Although marijuana has been semi-legalized in Thailand, expectations that liberalization might bring more international visitors have proved totally unrealistic. A weak form of the drug (leaves and roots only) may now be used in food and drink, but may not exceed 0.2 percent by weight of tetrahydrocannabinol. There are also provisions for use for alleviation of pain and distress in specified medical conditions.
But the smoking of pot for recreational purposes in a more concentrated form remains illegal. Many cafes in Pattaya which had turned to ganja-laced food and drink have gone out of business as the public could not experience any buzz, or even complained of a headache rather than a more pleasing psychoactive sensation.

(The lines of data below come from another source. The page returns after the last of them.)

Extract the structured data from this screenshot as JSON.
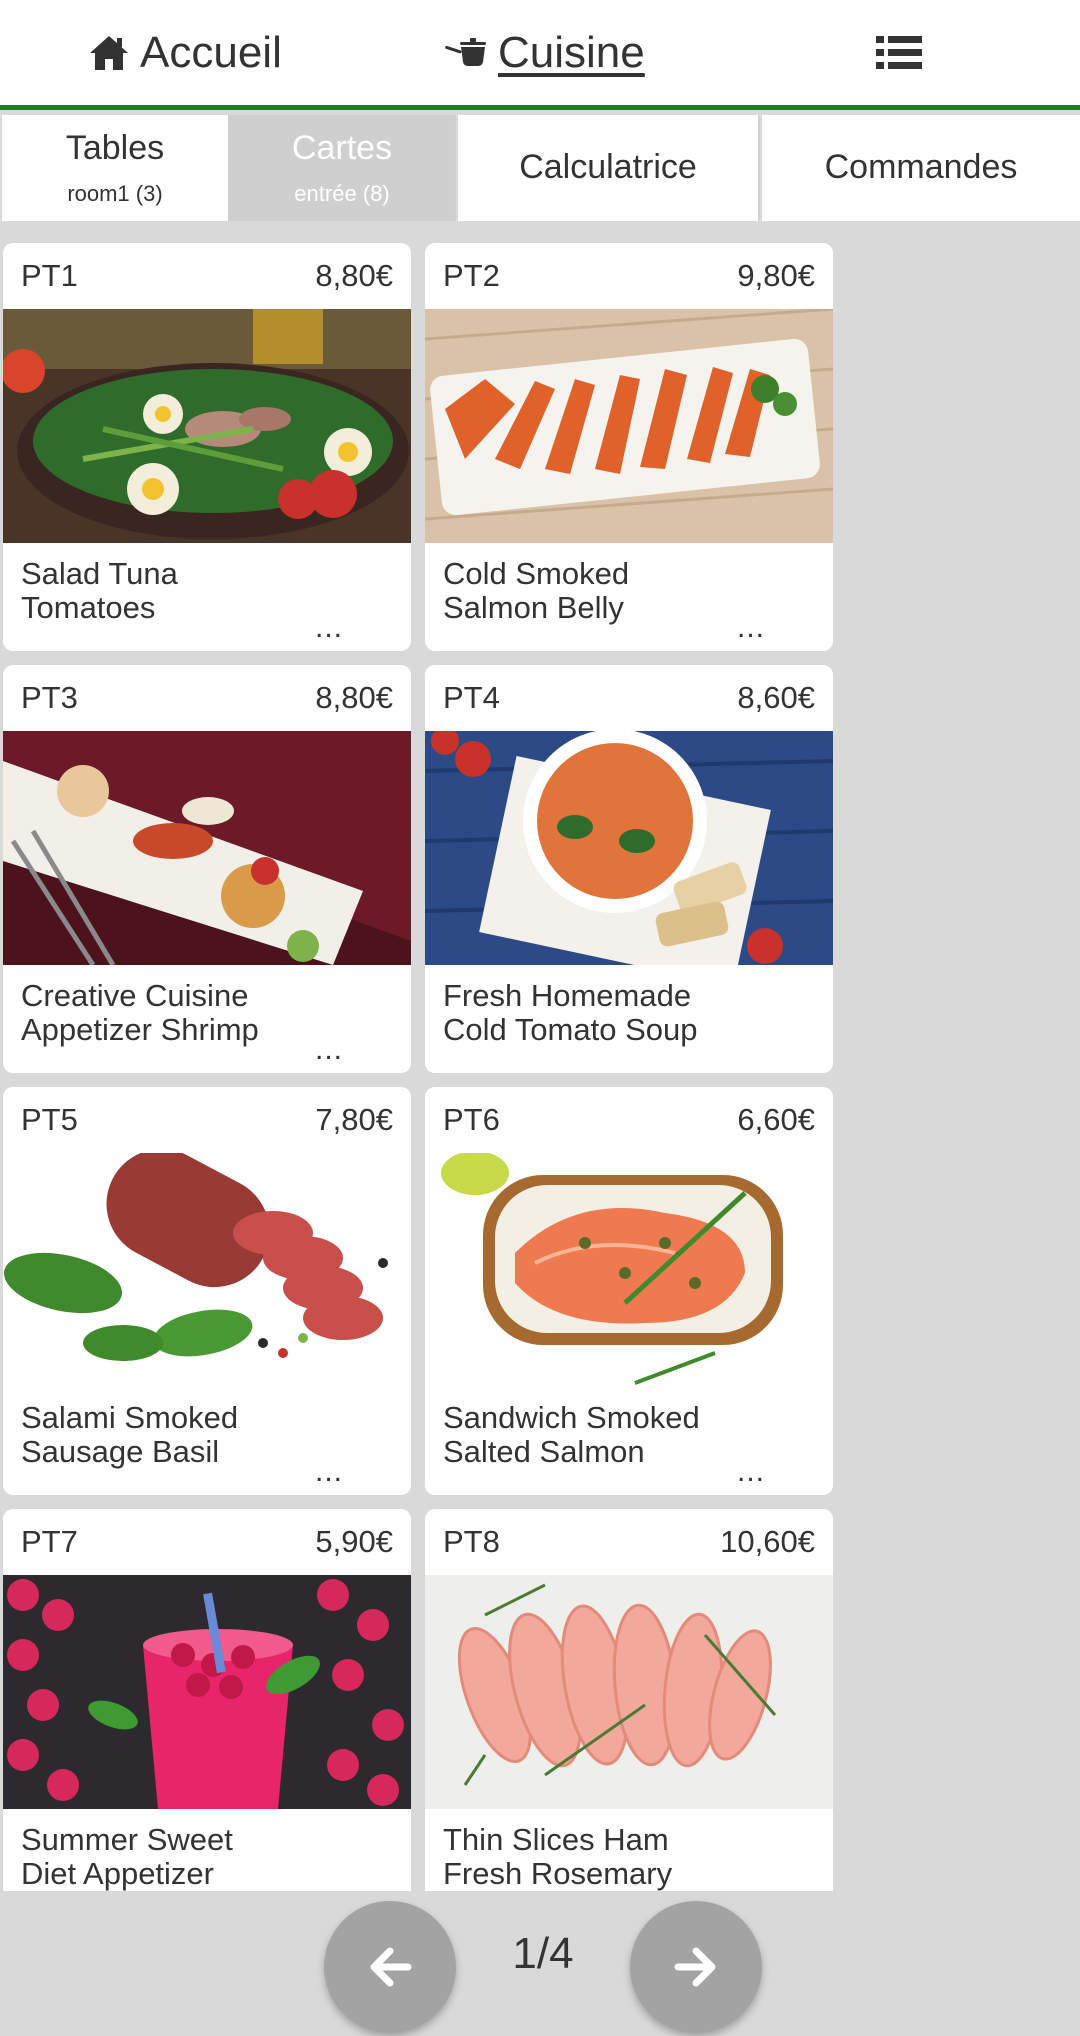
{
  "nav": {
    "home_label": "Accueil",
    "cuisine_label": "Cuisine",
    "home_icon": "home-icon",
    "cuisine_icon": "cooking-pot-icon",
    "list_icon": "list-icon"
  },
  "tabs": [
    {
      "label": "Tables",
      "sub": "room1 (3)"
    },
    {
      "label": "Cartes",
      "sub": "entrée (8)",
      "active": true
    },
    {
      "label": "Calculatrice"
    },
    {
      "label": "Commandes"
    }
  ],
  "products": [
    {
      "code": "PT1",
      "price": "8,80€",
      "name_line1": "Salad Tuna",
      "name_line2": "Tomatoes",
      "more": "...",
      "image": "salad-image"
    },
    {
      "code": "PT2",
      "price": "9,80€",
      "name_line1": "Cold Smoked",
      "name_line2": "Salmon Belly",
      "more": "...",
      "image": "salmon-belly-image"
    },
    {
      "code": "PT3",
      "price": "8,80€",
      "name_line1": "Creative Cuisine",
      "name_line2": "Appetizer Shrimp",
      "more": "...",
      "image": "shrimp-appetizer-image"
    },
    {
      "code": "PT4",
      "price": "8,60€",
      "name_line1": "Fresh Homemade",
      "name_line2": "Cold Tomato Soup",
      "more": "",
      "image": "tomato-soup-image"
    },
    {
      "code": "PT5",
      "price": "7,80€",
      "name_line1": "Salami Smoked",
      "name_line2": "Sausage Basil",
      "more": "...",
      "image": "salami-image"
    },
    {
      "code": "PT6",
      "price": "6,60€",
      "name_line1": "Sandwich Smoked",
      "name_line2": "Salted Salmon",
      "more": "...",
      "image": "salmon-sandwich-image"
    },
    {
      "code": "PT7",
      "price": "5,90€",
      "name_line1": "Summer Sweet",
      "name_line2": "Diet Appetizer",
      "more": "...",
      "image": "raspberry-smoothie-image"
    },
    {
      "code": "PT8",
      "price": "10,60€",
      "name_line1": "Thin Slices Ham",
      "name_line2": "Fresh Rosemary",
      "more": "",
      "image": "ham-slices-image"
    }
  ],
  "pager": {
    "page": "1/4",
    "prev_icon": "arrow-left-icon",
    "next_icon": "arrow-right-icon"
  },
  "colors": {
    "accent": "#1e7d1e",
    "active_tab": "#cfcfcf",
    "background": "#d9d9d9",
    "pager_button": "#a3a3a3"
  }
}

In 2021, Thailand became the first Asian country to decriminalize the production and use of cannabis and hemp for specified purposes. Kavi Chongkittavorn, in a recent Bangkok Post article, wrote “Marijuana in Thailand is still potentially illegal and could bring long jail sentences for smokers and possessors due to existing legislation.” Most prisoners in Thai jails are there for possessing or trafficking illegal substances.
Although Thai people can now grow marijuana at home for personal use or for onward selling for medicinal purposes, they are required to register with the local authorities and are, in theory, subjected to detailed legislation. The Ministry of Health is keen to turn Thailand into a regional center for cannabis which, in turn, will be a prominent feature of medical tourism for which special visas are available. But open pot smoking has no chance whatsoever of becoming legal.